To be honest, it took Mommie Dammit a couple of viewings to notice… Hey! Stop that… like you were any different? Show me an innie with a delickalicious treasure-trail and I’ll show you a delightfully mesmerized drag queen. It didn’t even matter to me that he signed “I want to *coffee* in the car… and *shoes* all night” – I got the point. I got the point of the whole video. I only hope that the very fortunate boy this yummy child made this video for also gets it.

Sadly, as this clip makes its rounds of the Gay blogs, I’ve found plenty who didn’t. So many commenters ran with the “would we pay any attention to this if he was fat and ugly” meme that eventually Mommie Dammit snapped. I sank my talons into one unfortunate’s ass and proceeded to rip out chunks – only belatedly remembering to say that it wasn’t all aimed at him alone. My bad… sort of. Somehow I just can’t work up any real contrition for the act.
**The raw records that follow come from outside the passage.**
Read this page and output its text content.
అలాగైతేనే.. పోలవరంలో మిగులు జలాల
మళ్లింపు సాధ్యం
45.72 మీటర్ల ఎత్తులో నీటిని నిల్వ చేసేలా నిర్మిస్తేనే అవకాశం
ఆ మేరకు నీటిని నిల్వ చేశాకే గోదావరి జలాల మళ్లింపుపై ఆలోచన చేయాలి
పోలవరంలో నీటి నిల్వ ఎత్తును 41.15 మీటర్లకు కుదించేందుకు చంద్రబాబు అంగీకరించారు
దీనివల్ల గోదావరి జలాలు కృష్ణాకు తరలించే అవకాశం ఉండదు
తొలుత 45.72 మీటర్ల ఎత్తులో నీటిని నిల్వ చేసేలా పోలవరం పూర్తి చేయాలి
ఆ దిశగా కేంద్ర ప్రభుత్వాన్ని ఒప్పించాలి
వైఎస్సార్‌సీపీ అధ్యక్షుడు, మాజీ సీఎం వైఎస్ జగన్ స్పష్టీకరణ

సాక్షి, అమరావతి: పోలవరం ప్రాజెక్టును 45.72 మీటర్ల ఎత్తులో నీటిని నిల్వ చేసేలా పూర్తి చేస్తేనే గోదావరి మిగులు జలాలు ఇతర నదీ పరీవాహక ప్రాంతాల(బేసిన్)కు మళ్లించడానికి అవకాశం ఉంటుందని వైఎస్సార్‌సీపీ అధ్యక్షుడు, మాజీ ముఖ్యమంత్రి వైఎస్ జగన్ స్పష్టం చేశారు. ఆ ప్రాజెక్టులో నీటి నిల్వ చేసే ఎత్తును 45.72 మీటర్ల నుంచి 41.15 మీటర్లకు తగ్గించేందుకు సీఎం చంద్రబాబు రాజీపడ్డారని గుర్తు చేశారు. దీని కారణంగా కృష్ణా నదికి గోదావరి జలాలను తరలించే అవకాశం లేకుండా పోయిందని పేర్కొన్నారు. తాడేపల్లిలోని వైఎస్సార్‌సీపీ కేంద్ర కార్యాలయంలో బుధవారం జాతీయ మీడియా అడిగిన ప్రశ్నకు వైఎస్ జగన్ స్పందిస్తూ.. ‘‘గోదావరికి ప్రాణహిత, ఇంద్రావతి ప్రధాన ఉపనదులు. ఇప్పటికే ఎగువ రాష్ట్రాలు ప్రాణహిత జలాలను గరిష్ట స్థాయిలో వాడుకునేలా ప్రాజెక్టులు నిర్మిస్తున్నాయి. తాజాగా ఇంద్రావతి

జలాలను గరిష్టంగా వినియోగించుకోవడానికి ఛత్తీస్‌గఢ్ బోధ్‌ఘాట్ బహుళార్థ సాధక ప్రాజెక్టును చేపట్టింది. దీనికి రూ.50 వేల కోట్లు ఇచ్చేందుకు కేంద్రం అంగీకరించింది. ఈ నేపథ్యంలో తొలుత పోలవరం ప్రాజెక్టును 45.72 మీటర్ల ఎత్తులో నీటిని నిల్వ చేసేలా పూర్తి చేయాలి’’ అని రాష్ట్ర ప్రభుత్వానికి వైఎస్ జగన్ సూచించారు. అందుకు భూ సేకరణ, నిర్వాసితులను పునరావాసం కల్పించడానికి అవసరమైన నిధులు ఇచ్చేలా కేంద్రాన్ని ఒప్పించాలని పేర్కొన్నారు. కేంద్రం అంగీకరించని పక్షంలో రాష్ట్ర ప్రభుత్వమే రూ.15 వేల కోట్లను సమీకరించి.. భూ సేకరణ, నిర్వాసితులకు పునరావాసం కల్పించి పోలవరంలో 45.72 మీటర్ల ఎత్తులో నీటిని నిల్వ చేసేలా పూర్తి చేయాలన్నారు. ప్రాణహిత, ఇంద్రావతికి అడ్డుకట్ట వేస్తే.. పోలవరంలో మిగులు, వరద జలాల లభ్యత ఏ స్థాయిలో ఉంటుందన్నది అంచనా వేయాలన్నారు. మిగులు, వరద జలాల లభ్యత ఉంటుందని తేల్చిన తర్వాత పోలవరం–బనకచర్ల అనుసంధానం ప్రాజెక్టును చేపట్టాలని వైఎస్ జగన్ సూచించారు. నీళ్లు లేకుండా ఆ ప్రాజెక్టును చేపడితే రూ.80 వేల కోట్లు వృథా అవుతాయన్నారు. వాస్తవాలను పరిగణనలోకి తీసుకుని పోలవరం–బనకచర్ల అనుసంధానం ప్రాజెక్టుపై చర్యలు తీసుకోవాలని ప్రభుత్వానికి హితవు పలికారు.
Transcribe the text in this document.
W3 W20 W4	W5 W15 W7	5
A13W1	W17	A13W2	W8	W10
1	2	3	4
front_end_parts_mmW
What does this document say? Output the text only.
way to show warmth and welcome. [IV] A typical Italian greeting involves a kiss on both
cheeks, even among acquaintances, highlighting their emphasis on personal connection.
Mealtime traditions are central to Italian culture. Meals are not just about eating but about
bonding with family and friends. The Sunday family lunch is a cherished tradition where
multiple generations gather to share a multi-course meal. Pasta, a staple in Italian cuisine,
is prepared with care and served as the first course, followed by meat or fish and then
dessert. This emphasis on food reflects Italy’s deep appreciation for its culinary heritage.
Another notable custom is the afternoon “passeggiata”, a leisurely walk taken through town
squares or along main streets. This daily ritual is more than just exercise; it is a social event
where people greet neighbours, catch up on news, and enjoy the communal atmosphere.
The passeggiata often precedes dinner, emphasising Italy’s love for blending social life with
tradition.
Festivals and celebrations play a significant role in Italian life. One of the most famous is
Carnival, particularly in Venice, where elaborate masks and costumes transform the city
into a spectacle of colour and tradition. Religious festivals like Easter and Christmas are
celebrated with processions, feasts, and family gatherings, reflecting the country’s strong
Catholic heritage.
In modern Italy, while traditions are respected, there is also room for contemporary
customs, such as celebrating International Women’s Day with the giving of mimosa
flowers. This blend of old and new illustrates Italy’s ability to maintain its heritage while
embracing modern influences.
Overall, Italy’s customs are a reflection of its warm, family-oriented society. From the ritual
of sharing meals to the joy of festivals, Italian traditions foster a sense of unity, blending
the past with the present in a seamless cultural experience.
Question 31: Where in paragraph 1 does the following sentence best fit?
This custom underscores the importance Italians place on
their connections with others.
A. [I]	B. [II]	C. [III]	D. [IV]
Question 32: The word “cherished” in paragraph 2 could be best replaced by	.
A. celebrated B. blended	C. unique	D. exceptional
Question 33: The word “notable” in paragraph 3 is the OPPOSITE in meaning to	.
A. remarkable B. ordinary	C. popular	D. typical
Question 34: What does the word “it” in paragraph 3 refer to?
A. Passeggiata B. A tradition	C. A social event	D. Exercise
Here I am, enjoying the view, thinking how sweet this was and how fortunate the recipient was … and then this parade of unfuckable twinkie-twats starts pissing on my shoes. DAMMIT! All I wanted to do was smile at my child for taking the time and making the effort to learn sign language so he could speak to and hear the man he loves, I wanted to give them both a big Mommie Dammit squeeze for lifting my tired, shriveled, blackened heart and giving me a breath of fresh air after all the election bullshit… but no. Pretty-Young-Thing makes shirtless video! Cue the sour-pussed twats in 3… 2… 1…

All I could think was “when will you tired bitches grow up?” When will you learn to take joy in the moments life gives you without shitting on them? OK, so 80% of us who watched this vid did so because the boy is cute as hell and half-naked. So what? We got it! Now shut your flatulent pie-hole and let the grown-ups in the room enjoy it in peace and quiet.